Two Christian Responses: The Glory of Martyrdom and
Apologetics
"Though beheaded, and
crucified, and thrown to wild beasts, and chains, and fire, and all
other kinds of torture, we do not give up our confession; but, the more
such things happen, the more do others in larger numbers become
faithful."
-- Justin Martyr
In the face of
persecution, many Christians chose to die before they would deny their
Lord. Those who did so came to be called martyrs, which
means "witnesses." The second-century theologian Tertullian had
converted to Christianity based in part on his wonder at Christians'
faithfulness in the face of martyrdom and it clearly had a similar
effect on others as well. It was Tertullian who famously declared, "The
blood of the martyrs is the seed of the church." Indeed, persecution
seemed to have a dramatic effect on Christianity's numbers, but not in
the direction intended by the persecutors.
A second
response of the church to Roman persecution was to write apologies,
or defenses, of the Christian faith. The bishops and leaders who wrote
these defenses are known as the Apologists. Writing especially in the
2nd century AD, the Apologists' primary goal was to defend Christianity
against pagan accusations and misconceptions in an effort to stop the
persecution. Thus they often addressed their works to Roman emperors.
The Apologists explained, for example, that the Christian "love feast"
did not involve cannibalism or orgies as many thought, but was a sacred
meal of bread and wine in honor of Christ's death.

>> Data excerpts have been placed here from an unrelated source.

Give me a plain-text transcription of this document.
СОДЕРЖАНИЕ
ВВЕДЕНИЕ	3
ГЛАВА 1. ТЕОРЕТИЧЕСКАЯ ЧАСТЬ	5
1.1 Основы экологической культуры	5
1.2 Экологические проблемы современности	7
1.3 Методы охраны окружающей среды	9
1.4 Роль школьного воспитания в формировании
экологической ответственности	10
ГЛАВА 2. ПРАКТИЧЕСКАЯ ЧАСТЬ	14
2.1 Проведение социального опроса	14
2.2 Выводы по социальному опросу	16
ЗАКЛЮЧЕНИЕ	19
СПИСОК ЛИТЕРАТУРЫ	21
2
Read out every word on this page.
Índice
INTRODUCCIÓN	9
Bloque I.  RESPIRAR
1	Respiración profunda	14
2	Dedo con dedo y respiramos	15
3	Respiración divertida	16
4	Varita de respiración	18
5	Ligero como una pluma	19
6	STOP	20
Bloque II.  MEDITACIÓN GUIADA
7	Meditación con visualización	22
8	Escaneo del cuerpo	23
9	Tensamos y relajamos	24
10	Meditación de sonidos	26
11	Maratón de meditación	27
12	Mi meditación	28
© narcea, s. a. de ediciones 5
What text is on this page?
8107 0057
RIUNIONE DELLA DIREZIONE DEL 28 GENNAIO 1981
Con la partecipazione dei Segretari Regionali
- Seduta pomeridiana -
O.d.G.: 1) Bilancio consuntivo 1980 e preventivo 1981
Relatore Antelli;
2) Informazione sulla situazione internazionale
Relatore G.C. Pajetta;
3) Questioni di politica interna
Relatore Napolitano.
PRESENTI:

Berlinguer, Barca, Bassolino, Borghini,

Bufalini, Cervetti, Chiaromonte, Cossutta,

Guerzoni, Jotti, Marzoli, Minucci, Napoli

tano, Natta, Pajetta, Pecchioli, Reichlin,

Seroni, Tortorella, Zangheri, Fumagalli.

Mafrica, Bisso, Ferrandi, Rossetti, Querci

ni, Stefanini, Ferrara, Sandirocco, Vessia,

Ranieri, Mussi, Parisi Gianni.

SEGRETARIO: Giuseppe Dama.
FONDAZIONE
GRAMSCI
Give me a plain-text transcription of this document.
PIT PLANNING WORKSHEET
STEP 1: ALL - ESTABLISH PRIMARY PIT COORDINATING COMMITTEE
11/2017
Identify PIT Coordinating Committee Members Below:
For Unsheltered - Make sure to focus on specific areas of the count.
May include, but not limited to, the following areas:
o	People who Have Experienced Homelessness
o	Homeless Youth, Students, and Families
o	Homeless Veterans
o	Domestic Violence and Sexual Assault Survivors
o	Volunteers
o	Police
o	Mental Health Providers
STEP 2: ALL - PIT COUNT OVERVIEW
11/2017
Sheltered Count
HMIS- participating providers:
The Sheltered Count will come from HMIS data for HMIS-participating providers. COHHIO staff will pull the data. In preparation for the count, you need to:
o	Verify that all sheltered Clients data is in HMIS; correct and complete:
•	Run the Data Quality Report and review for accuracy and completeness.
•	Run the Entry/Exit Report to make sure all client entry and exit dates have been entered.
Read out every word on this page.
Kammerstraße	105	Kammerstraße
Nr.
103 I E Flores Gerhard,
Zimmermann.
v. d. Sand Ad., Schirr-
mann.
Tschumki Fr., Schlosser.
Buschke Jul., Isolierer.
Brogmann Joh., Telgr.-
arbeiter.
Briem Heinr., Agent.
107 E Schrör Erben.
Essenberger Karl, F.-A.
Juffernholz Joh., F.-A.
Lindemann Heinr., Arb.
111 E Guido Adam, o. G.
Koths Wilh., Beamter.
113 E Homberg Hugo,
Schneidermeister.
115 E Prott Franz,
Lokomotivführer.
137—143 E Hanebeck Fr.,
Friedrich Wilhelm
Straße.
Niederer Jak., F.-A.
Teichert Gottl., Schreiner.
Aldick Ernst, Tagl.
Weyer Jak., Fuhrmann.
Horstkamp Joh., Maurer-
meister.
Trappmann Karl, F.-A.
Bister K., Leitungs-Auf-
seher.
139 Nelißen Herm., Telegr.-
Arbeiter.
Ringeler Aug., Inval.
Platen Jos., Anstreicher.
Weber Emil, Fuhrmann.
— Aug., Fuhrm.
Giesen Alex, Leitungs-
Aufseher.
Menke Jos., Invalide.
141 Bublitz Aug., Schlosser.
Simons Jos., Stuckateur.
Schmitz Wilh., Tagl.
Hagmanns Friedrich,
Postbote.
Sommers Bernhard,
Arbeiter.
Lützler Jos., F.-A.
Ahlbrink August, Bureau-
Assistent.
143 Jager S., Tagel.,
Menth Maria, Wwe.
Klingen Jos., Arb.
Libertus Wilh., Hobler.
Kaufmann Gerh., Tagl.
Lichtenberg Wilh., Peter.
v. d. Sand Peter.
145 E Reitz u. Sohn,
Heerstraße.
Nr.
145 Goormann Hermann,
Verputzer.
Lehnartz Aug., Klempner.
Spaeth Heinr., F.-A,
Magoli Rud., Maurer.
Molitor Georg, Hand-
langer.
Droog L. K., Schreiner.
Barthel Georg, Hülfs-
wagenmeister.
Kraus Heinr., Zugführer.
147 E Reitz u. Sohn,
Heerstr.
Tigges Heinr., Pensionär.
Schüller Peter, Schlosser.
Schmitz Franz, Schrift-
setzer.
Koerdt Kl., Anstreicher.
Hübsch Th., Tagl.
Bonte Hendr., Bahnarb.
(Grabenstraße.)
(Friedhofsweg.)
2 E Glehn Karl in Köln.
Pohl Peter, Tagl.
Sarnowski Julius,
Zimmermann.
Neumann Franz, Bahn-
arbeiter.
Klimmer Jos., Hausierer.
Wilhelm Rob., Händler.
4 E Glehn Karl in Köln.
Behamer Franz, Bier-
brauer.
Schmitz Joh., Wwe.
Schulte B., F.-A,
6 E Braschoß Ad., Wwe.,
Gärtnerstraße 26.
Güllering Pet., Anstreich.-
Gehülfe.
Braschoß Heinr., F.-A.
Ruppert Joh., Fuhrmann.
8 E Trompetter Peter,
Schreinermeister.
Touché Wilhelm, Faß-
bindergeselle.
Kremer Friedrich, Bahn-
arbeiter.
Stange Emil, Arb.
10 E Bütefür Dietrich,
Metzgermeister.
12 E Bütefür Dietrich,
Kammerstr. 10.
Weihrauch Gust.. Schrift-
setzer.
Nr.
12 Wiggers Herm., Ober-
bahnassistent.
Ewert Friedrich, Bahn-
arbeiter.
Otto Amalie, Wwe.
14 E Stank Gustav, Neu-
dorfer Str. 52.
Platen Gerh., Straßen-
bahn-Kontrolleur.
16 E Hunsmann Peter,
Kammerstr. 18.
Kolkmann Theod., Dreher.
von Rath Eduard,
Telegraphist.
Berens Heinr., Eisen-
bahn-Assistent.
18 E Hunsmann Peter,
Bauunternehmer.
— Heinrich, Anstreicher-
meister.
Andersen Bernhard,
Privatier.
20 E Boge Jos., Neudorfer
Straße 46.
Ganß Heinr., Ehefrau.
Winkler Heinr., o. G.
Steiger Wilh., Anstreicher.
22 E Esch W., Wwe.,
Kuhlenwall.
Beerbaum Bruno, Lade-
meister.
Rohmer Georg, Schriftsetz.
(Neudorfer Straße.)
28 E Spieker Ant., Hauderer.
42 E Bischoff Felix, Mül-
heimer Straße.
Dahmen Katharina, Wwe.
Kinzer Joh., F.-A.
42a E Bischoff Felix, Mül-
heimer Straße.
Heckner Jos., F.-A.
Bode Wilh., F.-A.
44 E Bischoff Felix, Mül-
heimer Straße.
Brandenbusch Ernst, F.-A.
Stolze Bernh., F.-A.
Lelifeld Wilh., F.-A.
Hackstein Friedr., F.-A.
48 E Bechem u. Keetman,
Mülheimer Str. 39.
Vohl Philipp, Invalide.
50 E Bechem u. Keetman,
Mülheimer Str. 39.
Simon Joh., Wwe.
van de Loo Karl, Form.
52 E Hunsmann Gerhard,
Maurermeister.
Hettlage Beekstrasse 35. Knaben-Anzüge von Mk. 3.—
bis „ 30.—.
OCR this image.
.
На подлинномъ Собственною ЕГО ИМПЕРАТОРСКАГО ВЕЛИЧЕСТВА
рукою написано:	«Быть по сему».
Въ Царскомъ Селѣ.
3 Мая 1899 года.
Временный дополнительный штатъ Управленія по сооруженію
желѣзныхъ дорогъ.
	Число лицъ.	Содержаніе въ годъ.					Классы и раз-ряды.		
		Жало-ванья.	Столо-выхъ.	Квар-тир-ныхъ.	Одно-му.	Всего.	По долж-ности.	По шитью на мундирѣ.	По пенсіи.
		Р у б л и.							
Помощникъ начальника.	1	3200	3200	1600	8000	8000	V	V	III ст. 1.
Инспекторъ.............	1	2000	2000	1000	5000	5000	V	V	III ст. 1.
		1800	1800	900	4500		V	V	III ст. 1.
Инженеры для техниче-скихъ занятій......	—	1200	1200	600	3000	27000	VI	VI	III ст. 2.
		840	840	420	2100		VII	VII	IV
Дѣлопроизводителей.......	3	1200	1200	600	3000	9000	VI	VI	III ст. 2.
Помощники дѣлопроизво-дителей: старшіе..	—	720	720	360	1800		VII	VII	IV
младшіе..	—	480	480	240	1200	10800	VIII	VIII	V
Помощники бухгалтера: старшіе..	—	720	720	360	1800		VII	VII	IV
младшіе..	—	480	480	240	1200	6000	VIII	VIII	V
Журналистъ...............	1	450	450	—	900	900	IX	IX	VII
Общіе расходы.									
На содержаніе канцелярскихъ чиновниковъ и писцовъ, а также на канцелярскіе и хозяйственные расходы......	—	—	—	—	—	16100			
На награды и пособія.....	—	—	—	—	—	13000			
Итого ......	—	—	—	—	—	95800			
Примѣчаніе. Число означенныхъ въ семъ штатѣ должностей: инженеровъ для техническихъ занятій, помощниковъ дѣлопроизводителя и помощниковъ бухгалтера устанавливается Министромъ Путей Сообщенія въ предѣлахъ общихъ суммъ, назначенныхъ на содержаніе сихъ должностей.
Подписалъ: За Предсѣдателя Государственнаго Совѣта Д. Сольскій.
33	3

The Apologists also sought to show that Christianity was equal
or even superior to pagan religion and philosophy, and good for the
Roman state. They pointed out that Christianity was just as old as Greek
thought, having originated in the ancient religion of the Hebrews. They
asked their readers to compare the ethical behavior of Christians and
pagans. They explained that although they were not willing to sacrifice
to him as a god, Christians prayed for the emperor's welfare regularly.
The
Apologists' writings do not provide a full picture of Christianity in
the 2nd century, as they were generally limited in their scope to
responding to specific accusations. However,
these early texts provide important insight into how early Christians
related their faith to Greco-Roman paganism and why they personally
found it convincing. So while we are
inevitably facing a greater degree of persecution in the USA via
atheism/naturalism/neo-Darwinism/humanism, it
is ever important for us to be equally prepared at this level, as our
Brothers & Sisters in communist and Islamic regimes, who are dying
for their faith before they will deny Christ.